EDU_Day5(kor)

공부/기타

EDU_Day5(kor)

Smallghost 2024. 2. 28. 03:00

오늘부터 데이터 분석에 관한 실습을 진행하게 되어, 새 데이터셋으로 어떻게 잘 해보려했는데, 잘 안되어서 약간 당황스럽지만 일단 기록한다.

범죄자 가족상황과 재전과범률과의 상관관계를 알아보기 위해 공공포털에 들어가서 '경찰청_범죄자 생활정도, 혼인관계 및 부모관계_12_31_2020'와 '경찰청_범죄자 범행시 전과 및 재범여부_12_31_2020' 두개를 얻어왔다.

0. 환경준비

#라이브러리 불러오기
import pandas as pd
import numpy as np
import matplotlib.pyplot as plt
import seaborn as sns

1. 데이터 로딩 : 범죄 관련 데이터

변수명	설명	구분
Ex-conviction (subordinate)	전과(소계)	Target
Level of living (downstream)	생활정도(하)	Feature
Quality of living (middle class)	생활정도(중)	Feature
Standard of living (upper)	생활정도(상)	Feature
Quality of living (unknown)	생활정도(미상)	Feature
Major category of Crime	범죄대분류	Feature
Crime classification	범죄중분류	Feature
Unknown	미상	Feature

# 데이터 로딩 및 설명

# 경찰청_범죄자 생활정도, 혼인관계 및 부모관계_12_31_2020 (출처 URL : https://www.data.go.kr/tcs/dss/selectDataSetList.do?keyword=%EB%B2%94%EC%A3%84%EC%9E%90&conditionType=search&org=&orgFilter=&orgFullName=)

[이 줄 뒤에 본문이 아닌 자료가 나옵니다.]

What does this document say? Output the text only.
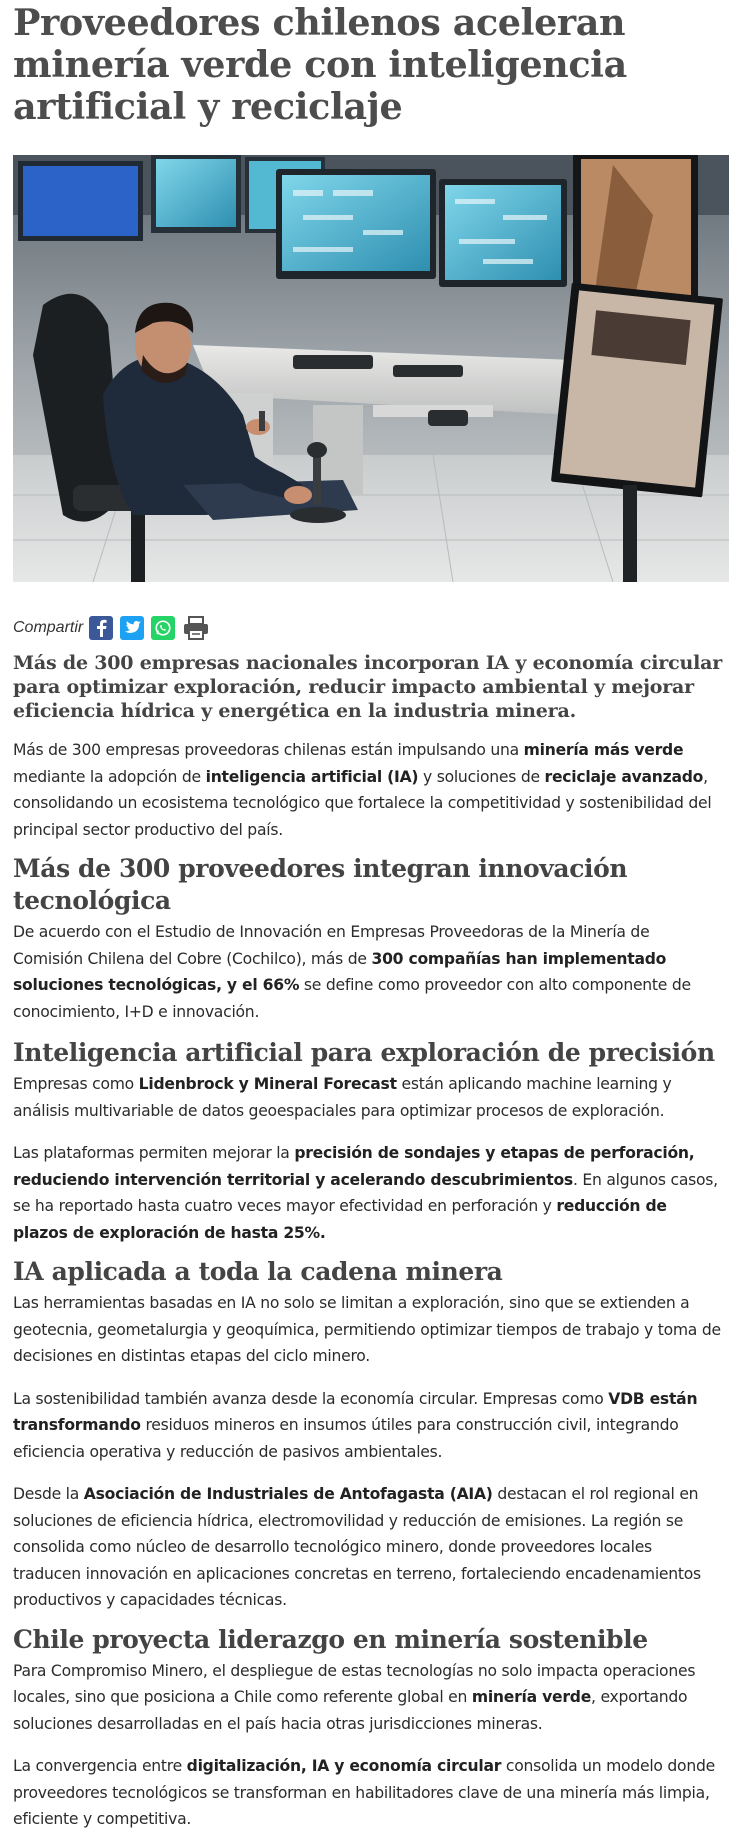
Proveedores chilenos aceleran minería verde con inteligencia artificial y reciclaje
Compartir

Más de 300 empresas nacionales incorporan IA y economía circular para optimizar exploración, reducir impacto ambiental y mejorar eficiencia hídrica y energética en la industria minera.

Más de 300 empresas proveedoras chilenas están impulsando una minería más verde mediante la adopción de inteligencia artificial (IA) y soluciones de reciclaje avanzado, consolidando un ecosistema tecnológico que fortalece la competitividad y sostenibilidad del principal sector productivo del país.

Más de 300 proveedores integran innovación tecnológica

De acuerdo con el Estudio de Innovación en Empresas Proveedoras de la Minería de Comisión Chilena del Cobre (Cochilco), más de 300 compañías han implementado soluciones tecnológicas, y el 66% se define como proveedor con alto componente de conocimiento, I+D e innovación.

Inteligencia artificial para exploración de precisión

Empresas como Lidenbrock y Mineral Forecast están aplicando machine learning y análisis multivariable de datos geoespaciales para optimizar procesos de exploración.

Las plataformas permiten mejorar la precisión de sondajes y etapas de perforación, reduciendo intervención territorial y acelerando descubrimientos. En algunos casos, se ha reportado hasta cuatro veces mayor efectividad en perforación y reducción de plazos de exploración de hasta 25%.

IA aplicada a toda la cadena minera

Las herramientas basadas en IA no solo se limitan a exploración, sino que se extienden a geotecnia, geometalurgia y geoquímica, permitiendo optimizar tiempos de trabajo y toma de decisiones en distintas etapas del ciclo minero.

La sostenibilidad también avanza desde la economía circular. Empresas como VDB están transformando residuos mineros en insumos útiles para construcción civil, integrando eficiencia operativa y reducción de pasivos ambientales.

Desde la Asociación de Industriales de Antofagasta (AIA) destacan el rol regional en soluciones de eficiencia hídrica, electromovilidad y reducción de emisiones. La región se consolida como núcleo de desarrollo tecnológico minero, donde proveedores locales traducen innovación en aplicaciones concretas en terreno, fortaleciendo encadenamientos productivos y capacidades técnicas.

Chile proyecta liderazgo en minería sostenible

Para Compromiso Minero, el despliegue de estas tecnologías no solo impacta operaciones locales, sino que posiciona a Chile como referente global en minería verde, exportando soluciones desarrolladas en el país hacia otras jurisdicciones mineras.

La convergencia entre digitalización, IA y economía circular consolida un modelo donde proveedores tecnológicos se transforman en habilitadores clave de una minería más limpia, eficiente y competitiva.
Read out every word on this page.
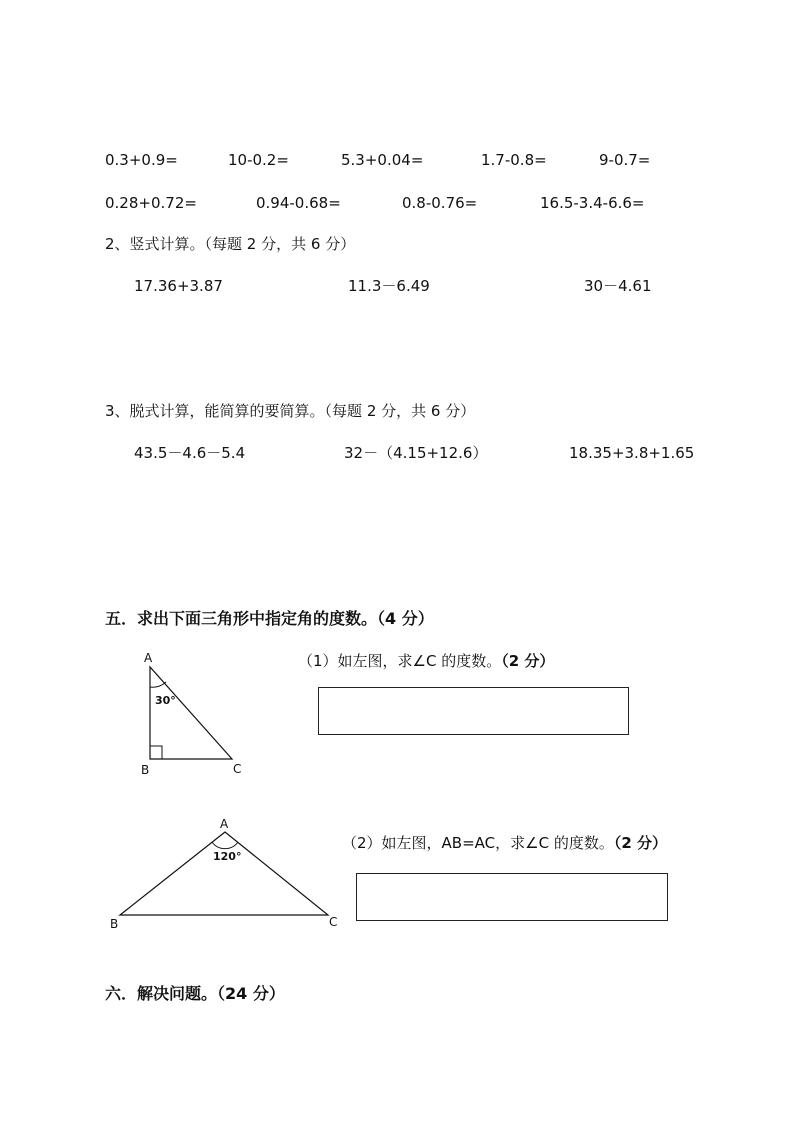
0.3+0.9=	10-0.2=	5.3+0.04=	1.7-0.8=	9-0.7=
0.28+0.72=	0.94-0.68=	0.8-0.76=	16.5-3.4-6.6=
2、竖式计算。（每题 2 分，共 6 分）
17.36+3.87	11.3－6.49	30－4.61
3、脱式计算，能简算的要简算。（每题 2 分，共 6 分）
43.5－4.6－5.4	32－（4.15+12.6）	18.35+3.8+1.65
五．求出下面三角形中指定角的度数。（4 分）
A
B	C
30°
（1）如左图，求∠C 的度数。（2 分）
A
B	C
120°
（2）如左图，AB=AC，求∠C 的度数。（2 分）
六．解决问题。（24 分）
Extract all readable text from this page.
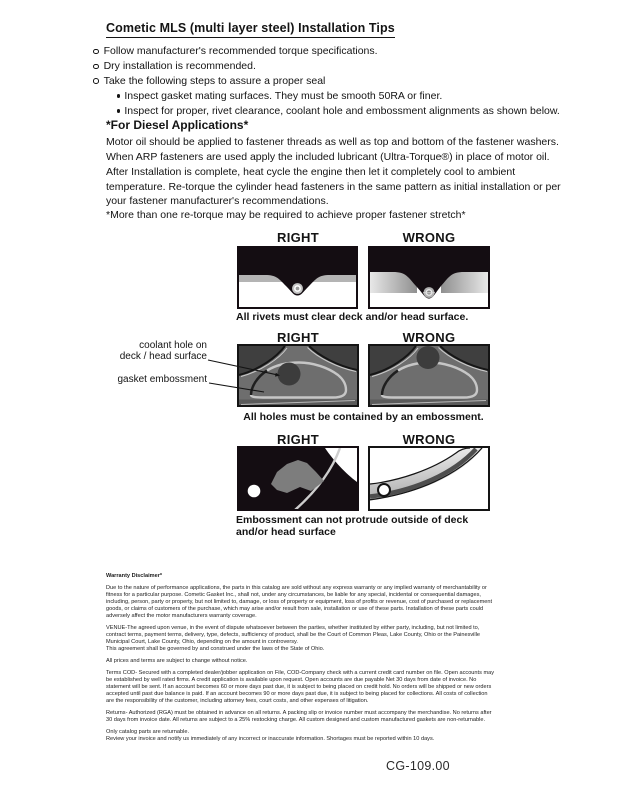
Cometic MLS (multi layer steel) Installation Tips
Follow manufacturer's recommended torque specifications.
Dry installation is recommended.
Take the following steps to assure a proper seal
Inspect gasket mating surfaces. They must be smooth 50RA or finer.
Inspect for proper, rivet clearance, coolant hole and embossment alignments as shown below.
*For Diesel Applications*

Motor oil should be applied to fastener threads as well as top and bottom of the fastener washers. When ARP fasteners are used apply the included lubricant (Ultra-Torque®) in place of motor oil.

After Installation is complete, heat cycle the engine then let it completely cool to ambient temperature. Re-torque the cylinder head fasteners in the same pattern as initial installation or per your fastener manufacturer's recommendations.

*More than one re-torque may be required to achieve proper fastener stretch*
RIGHT	WRONG
All rivets must clear deck and/or head surface.
RIGHT	WRONG
coolant hole on
deck / head surface
gasket embossment
All holes must be contained by an embossment.
RIGHT	WRONG
Embossment can not protrude outside of deck
and/or head surface

Warranty Disclaimer*

Due to the nature of performance applications, the parts in this catalog are sold without any express warranty or any implied warranty of merchantability or
fitness for a particular purpose. Cometic Gasket Inc., shall not, under any circumstances, be liable for any special, incidental or consequential damages,
including, person, party or property, but not limited to, damage, or loss of property or equipment, loss of profits or revenue, cost of purchased or replacement
goods, or claims of customers of the purchase, which may arise and/or result from sale, installation or use of these parts. Installation of these parts could
adversely affect the motor manufacturers warranty coverage.

VENUE-The agreed upon venue, in the event of dispute whatsoever between the parties, whether instituted by either party, including, but not limited to,
contract terms, payment terms, delivery, type, defects, sufficiency of product, shall be the Court of Common Pleas, Lake County, Ohio or the Painesville
Municipal Court, Lake County, Ohio, depending on the amount in controversy.
This agreement shall be governed by and construed under the laws of the State of Ohio.

All prices and terms are subject to change without notice.

Terms COD- Secured with a completed dealer/jobber application on File, COD-Company check with a current credit card number on file. Open accounts may
be established by well rated firms. A credit application is available upon request. Open accounts are due payable Net 30 days from date of invoice. No
statement will be sent. If an account becomes 60 or more days past due, it is subject to being placed on credit hold. No orders will be shipped or new orders
accepted until past due balance is paid. If an account becomes 90 or more days past due, it is subject to being placed for collections. All costs of collection
are the responsibility of the customer, including attorney fees, court costs, and other expenses of litigation.

Returns- Authorized (RGA) must be obtained in advance on all returns. A packing slip or invoice number must accompany the merchandise. No returns after
30 days from invoice date. All returns are subject to a 25% restocking charge. All custom designed and custom manufactured gaskets are non-returnable.

Only catalog parts are returnable.
Review your invoice and notify us immediately of any incorrect or inaccurate information. Shortages must be reported within 10 days.

CG-109.00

path = 'National_Police_Agency_Criminal_living_standards,_marital_relationships,_and parental_relationships_12_31_2020.csv'
temp1 = pd.read_csv(path)
temp1.head()

	Major category of Crime	Crime classification	Standard of living (in the world)	Level of living (downstream)	Quality of living (middle class)	Standard of living (upper)	Quality of living (unknown)	Marital relationship (in line)	Marriage relationship (subordinate)	Marital relationship (spouse)	...	Single parent relationship (real (positive) parent)	Single parent relationship (step-parent)	Single parent relationship (parental mother)	Single parent relationship (parent mother)	Single parent relationship (mother-in-law)	Parental relationship of unmarried persons (mother-in-law)	Parental relationship of unmarried persons (Stepmother-in-law)	Single parent relationship (non-parent)	Unknown
0	Brutal Crime	Murder	341	172	72	6	91	341	158	81	...	45	0	2	8	0	17	0	20	91
1	Brutal Crime	Attempted Murder	454	276	93	3	82	454	234	123	...	82	1	0	10	1	19	1	24	82
2	Brutal Crime	Theft	1202	713	327	15	147	1202	257	144	...	615	2	8	37	8	69	3	56	147
3	Brutal Crime	Rape	6113	1831	1987	78	2217	6113	1295	798	...	1998	8	23	143	19	270	2	139	2216
4	Brutal Crime	Pseudo-Rape	934	331	362	7	234	934	236	145	...	352	1	4	21	3	55	1	29	232

5 rows × 24 columns

# 경찰청_범죄자 범행시 전과 및 재범여부_12_31_2020(출처 URL : https://www.data.go.kr/tcs/dss/selectDataSetList.do?keyword=%EB%B2%94%EC%A3%84%EC%9E%90&conditionType=search&org=&orgFilter=&orgFullName=)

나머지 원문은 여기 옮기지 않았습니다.